What is 5G technology?
5G technology has a theoretical peak speed of 20 Gbps, while the peak speed of 4G is only 1 Gbps. 5G also promises lower latency, which can improve the performance of business applications as well as other digital experiences (such as online gaming, videoconferencing, and self-driving cars).
While earlier generations of cellular technology (such as 4G LTE) focused on ensuring connectivity, 5G takes connectivity to the next level by delivering connected experiences from the cloud to clients. 5G networks are virtualized and software-driven, and they exploit cloud technologies.
The 5G network simplifies mobility, with seamless open roaming capabilities between cellular and Wi-Fi access. Mobile users can stay connected as they move between outdoor wireless connections and wireless networks inside buildings without user intervention or the need for users to reauthenticate.
5G technology can improve connectivity in underserved rural areas and in cities where demand can outstrip capacity based on 4G technology. New 5G networks will also have a dense, distributed-access architecture and move data processing closer to the edge and the users to enable faster data processing.
How does 5G technology work?
5G technology introduces advances throughout network architecture. 5G New Radio, the global standard for a more capable 5G wireless air interface, covers spectrums not used in 4G. Antennas incorporate technology known as massive MIMO (multiple input, multiple output), which enables multiple transmitters and receivers to transfer more data at the same time. But 5G technology is not limited to the new radio spectrum. It is designed to support a converged, heterogeneous network combining licensed and unlicensed wireless technologies. This adds bandwidth available for users.
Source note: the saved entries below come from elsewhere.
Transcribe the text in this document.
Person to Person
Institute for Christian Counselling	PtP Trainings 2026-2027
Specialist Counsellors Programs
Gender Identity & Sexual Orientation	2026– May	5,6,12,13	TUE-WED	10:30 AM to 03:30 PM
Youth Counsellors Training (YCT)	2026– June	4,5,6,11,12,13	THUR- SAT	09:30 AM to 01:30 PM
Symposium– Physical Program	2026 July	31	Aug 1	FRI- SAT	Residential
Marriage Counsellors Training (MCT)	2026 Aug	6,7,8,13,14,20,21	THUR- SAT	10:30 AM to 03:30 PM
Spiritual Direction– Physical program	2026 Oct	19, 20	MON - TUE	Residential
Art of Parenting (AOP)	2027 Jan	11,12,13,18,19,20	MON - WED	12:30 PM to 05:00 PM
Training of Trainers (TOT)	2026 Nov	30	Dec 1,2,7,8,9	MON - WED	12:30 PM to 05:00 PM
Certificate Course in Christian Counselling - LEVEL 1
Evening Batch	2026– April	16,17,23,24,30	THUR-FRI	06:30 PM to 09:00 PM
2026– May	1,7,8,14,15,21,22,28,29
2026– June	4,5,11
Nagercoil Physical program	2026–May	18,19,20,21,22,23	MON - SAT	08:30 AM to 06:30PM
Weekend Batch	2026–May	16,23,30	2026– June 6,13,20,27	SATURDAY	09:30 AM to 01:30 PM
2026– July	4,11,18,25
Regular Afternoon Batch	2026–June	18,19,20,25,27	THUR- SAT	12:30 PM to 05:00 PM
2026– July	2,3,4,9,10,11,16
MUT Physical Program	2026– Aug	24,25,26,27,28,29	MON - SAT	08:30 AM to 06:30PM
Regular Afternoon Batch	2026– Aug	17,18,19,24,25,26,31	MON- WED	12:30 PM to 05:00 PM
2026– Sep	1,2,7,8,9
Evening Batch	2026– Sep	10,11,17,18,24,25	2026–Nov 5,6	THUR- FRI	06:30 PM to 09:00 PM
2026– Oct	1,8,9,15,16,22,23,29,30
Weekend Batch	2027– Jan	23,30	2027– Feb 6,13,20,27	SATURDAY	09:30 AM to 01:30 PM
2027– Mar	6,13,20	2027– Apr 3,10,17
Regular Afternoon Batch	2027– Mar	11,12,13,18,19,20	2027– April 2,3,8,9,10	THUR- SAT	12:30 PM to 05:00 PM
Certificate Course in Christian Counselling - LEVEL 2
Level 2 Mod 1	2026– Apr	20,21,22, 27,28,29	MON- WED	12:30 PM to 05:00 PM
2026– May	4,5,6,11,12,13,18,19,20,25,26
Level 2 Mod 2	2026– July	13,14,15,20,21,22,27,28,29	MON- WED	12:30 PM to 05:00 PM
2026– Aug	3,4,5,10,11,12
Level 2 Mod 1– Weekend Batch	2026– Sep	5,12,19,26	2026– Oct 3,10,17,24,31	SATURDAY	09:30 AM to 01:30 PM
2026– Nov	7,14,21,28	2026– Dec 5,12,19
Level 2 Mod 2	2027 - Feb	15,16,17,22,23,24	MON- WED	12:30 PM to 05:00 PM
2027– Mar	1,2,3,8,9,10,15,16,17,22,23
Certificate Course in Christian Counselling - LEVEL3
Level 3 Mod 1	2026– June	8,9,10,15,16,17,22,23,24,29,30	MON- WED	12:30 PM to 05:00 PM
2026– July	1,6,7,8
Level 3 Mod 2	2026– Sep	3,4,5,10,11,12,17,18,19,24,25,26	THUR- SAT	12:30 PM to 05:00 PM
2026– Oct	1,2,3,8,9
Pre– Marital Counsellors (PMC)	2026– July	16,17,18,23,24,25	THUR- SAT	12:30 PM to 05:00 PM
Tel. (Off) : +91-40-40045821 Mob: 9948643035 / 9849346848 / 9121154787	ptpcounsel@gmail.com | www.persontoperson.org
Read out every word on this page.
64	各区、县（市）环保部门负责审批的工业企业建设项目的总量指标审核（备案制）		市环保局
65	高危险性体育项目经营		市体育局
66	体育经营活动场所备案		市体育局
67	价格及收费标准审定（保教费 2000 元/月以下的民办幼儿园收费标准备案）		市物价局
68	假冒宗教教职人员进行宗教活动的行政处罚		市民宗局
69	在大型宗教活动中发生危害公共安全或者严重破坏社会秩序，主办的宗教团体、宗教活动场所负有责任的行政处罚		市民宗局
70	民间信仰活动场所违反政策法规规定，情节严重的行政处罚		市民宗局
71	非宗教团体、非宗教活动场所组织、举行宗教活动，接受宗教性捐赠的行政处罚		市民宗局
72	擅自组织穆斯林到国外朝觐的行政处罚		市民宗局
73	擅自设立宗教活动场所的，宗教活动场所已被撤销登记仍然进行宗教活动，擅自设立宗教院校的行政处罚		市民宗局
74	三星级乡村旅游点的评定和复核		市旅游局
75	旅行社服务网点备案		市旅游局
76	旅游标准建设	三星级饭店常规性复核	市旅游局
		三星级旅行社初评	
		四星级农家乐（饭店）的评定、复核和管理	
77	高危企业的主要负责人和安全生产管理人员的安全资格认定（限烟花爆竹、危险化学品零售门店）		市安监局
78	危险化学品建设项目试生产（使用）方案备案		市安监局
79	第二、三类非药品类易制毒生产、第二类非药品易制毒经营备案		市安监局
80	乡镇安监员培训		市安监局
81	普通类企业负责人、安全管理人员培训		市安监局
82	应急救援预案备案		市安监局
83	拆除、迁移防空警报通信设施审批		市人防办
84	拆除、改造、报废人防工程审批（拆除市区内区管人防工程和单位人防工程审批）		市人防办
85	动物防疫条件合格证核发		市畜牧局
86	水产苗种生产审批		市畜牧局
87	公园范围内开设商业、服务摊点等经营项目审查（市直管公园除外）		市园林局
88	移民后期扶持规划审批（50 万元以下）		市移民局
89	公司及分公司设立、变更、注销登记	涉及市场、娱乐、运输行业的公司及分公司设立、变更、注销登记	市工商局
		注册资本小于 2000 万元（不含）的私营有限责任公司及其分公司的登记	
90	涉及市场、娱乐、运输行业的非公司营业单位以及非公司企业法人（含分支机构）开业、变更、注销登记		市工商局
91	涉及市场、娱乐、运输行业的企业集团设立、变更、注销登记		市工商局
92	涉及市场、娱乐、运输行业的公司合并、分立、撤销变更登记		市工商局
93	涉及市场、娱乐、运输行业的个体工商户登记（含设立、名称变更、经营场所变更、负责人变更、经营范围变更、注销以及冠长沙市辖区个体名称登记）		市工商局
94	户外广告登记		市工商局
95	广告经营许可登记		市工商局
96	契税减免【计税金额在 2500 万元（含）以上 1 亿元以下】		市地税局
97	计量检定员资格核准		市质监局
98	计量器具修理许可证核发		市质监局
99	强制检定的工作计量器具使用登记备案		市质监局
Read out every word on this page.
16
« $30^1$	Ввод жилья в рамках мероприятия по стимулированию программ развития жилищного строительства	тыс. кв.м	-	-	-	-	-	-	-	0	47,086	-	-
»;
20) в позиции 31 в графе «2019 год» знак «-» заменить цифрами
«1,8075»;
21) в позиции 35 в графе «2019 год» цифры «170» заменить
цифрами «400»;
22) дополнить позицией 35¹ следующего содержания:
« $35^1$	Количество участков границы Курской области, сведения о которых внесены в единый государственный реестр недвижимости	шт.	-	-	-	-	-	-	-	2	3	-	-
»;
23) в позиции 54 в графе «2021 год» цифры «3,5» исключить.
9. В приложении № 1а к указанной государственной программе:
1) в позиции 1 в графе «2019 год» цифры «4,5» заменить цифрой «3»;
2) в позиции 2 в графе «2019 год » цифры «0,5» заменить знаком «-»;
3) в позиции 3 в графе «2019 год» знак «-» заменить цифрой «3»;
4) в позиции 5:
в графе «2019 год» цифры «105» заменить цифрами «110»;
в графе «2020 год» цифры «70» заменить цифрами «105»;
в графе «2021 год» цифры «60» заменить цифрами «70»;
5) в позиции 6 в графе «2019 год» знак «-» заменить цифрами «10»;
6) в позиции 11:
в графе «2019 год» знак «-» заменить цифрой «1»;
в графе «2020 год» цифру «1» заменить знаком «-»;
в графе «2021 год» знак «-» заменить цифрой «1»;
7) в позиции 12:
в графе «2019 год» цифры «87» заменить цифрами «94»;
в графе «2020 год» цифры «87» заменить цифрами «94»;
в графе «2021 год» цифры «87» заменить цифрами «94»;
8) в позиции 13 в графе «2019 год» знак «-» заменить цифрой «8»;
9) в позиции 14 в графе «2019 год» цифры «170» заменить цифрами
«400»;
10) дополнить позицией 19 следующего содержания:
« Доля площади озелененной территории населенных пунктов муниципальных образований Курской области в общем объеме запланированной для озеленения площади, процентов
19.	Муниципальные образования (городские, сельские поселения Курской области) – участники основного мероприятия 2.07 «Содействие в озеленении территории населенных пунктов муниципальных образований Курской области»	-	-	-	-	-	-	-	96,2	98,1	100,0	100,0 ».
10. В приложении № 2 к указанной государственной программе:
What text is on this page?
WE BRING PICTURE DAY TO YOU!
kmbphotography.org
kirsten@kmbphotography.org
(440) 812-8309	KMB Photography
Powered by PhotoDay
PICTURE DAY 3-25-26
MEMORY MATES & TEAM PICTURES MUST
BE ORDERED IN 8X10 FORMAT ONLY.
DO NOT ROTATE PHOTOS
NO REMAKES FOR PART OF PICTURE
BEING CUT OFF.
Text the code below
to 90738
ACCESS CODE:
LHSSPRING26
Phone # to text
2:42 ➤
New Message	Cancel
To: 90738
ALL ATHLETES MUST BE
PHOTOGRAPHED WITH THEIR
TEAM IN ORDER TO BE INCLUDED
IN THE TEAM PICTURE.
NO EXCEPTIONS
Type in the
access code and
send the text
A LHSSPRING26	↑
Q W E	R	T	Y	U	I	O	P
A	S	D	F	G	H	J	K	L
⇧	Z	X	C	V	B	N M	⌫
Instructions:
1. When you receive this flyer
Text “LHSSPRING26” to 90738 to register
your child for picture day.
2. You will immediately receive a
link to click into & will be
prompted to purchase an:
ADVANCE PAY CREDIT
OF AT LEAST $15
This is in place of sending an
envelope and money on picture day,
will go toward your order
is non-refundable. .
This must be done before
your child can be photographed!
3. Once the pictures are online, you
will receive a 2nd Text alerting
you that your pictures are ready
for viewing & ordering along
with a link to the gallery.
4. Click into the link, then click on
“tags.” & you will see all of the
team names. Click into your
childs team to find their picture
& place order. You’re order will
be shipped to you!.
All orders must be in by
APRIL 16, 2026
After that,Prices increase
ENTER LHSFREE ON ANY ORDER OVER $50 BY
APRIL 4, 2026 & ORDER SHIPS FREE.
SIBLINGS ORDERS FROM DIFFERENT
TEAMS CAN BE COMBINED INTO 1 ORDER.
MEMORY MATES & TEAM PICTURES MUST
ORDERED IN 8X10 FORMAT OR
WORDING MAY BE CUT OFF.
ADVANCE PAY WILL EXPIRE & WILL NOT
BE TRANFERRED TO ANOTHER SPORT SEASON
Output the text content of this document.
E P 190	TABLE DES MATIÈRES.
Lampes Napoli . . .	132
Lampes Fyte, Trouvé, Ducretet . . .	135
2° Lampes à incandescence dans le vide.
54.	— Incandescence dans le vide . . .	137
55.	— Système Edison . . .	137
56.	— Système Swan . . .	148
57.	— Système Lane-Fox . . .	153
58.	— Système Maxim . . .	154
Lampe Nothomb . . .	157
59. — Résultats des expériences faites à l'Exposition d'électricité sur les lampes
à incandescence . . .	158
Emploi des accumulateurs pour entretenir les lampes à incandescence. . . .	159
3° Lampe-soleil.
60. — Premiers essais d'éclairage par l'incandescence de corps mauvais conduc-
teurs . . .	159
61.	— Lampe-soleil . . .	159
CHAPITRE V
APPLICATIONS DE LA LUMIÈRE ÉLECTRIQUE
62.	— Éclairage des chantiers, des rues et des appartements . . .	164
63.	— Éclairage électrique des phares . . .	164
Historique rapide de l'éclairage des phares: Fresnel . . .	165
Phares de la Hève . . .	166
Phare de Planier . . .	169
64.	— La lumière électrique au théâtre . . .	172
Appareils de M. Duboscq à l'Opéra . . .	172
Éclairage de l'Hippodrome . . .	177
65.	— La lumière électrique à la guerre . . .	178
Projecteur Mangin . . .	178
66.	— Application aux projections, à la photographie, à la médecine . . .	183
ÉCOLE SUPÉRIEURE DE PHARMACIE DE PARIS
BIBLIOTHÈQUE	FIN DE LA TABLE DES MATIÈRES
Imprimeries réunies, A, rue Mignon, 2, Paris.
5G architectures are software-defined platforms, in which networking functionality is managed through software rather than hardware. Advancements in virtualization, cloud-based technologies, and IT and business process automation enable 5G architecture to be agile and flexible and to provide anytime, anywhere user access. 5G networks can create software-defined subnetwork constructs known as network slices. These slices enable network administrators to dictate network functionality based on users and devices.
5G also enhances digital experiences through machine-learning (ML)-enabled automation. Demand for response times within fractions of a second (such as those for self-driving cars) require 5G networks to enlist automation with ML, as well as deep learning and artificial intelligence (AI). Automated provisioning and proactive management of traffic and services will reduce infrastructure cost and enhance the connected experience.
When did 5G become available and how did it expand?
High-speed, low-latency 5G standalone (5G SA) technology was commonly available in 2022.
Early-generation 5G services were called 5G non-standalone (5G NSA), a technology where a 5G radio builds on existing 4G LTE network infrastructure. 5G NSA is faster than 4G LTE but slower than 5G SA.
What was the real-world impact of 5G technology?
5G technology ushered in a new era of improved network performance and speed, plus new connected experiences for users.
In healthcare, 5G technology and Wi-Fi 6 connectivity enabled patients to be monitored via connected devices that constantly delivered data on key health indicators, such as heart rate and blood pressure. In the auto industry, 5G combined with ML-driven algorithms provided information on traffic, accidents, and more. These are just two industry applications of 5G technology that enabled better, safer experiences for users.